With regards to the Line of Credit, another CPD distinguished fellow, Mustafizur Rahman, as well as Rounaq, said the government should pay attention to its implementation properly as Bangladesh’s record of implementation of projects is not good.
Mustafizur said that the new line of credit, which will be provided for different economic development purposes will be worthwhile if Bangladesh can implement these projects properly.
“We are always talking about implementing these kinds of projects on time, which we in most cases fail. But that does not mean we should not take a new credit line for new projects,” he said.
“We need to think about how these projects can be completed on time, at affordable cost, through good governance and time management.”
A recent analysis of Bangladesh Bank’s research department stated the Indian LOCs have resulted in huge liabilities for the Bangladesh government because of the loans’ nature being “supplier’s credit.”

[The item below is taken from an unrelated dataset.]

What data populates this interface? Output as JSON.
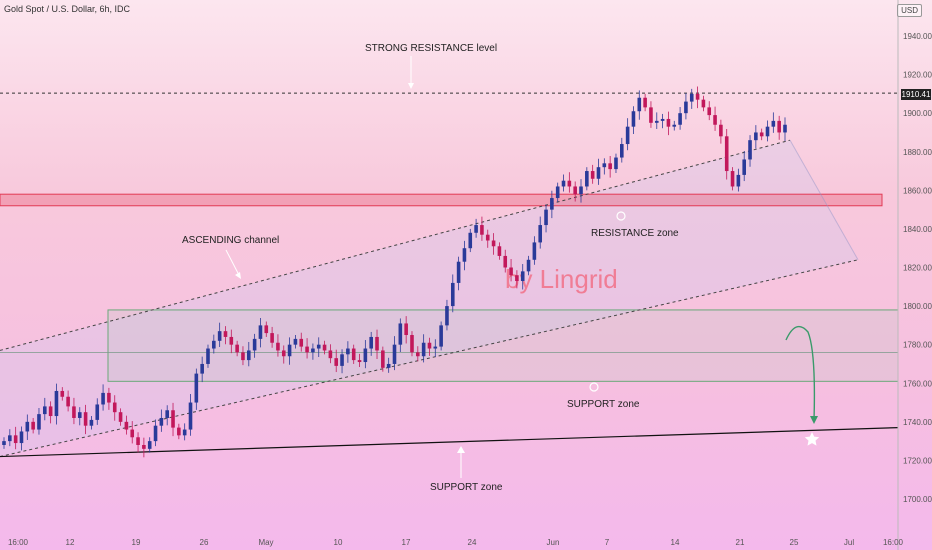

The analysis also stated that the viability of projects implemented under the Indian LOCs were questionable.
Mustafizur believed the line of credit worth would be used on diverse economic issues like trade and investment, energy transportation and people-to-people connectivity, which will create opportunities to improve all these sectors.
He also said that the government should negotiate with the Indian government to bring down the condition of 75% procurement purchase from India.
CPB President Mujahidul Islam Selim said without signing the Teesta deal, the defence MoU was unexpected.
“This agreement will give rise to suspicions that will damage the friendship of the two countries. Teesta agreement should have been signed on the basis of equity and fairness in order to ensure the natural flow of the river,” he said.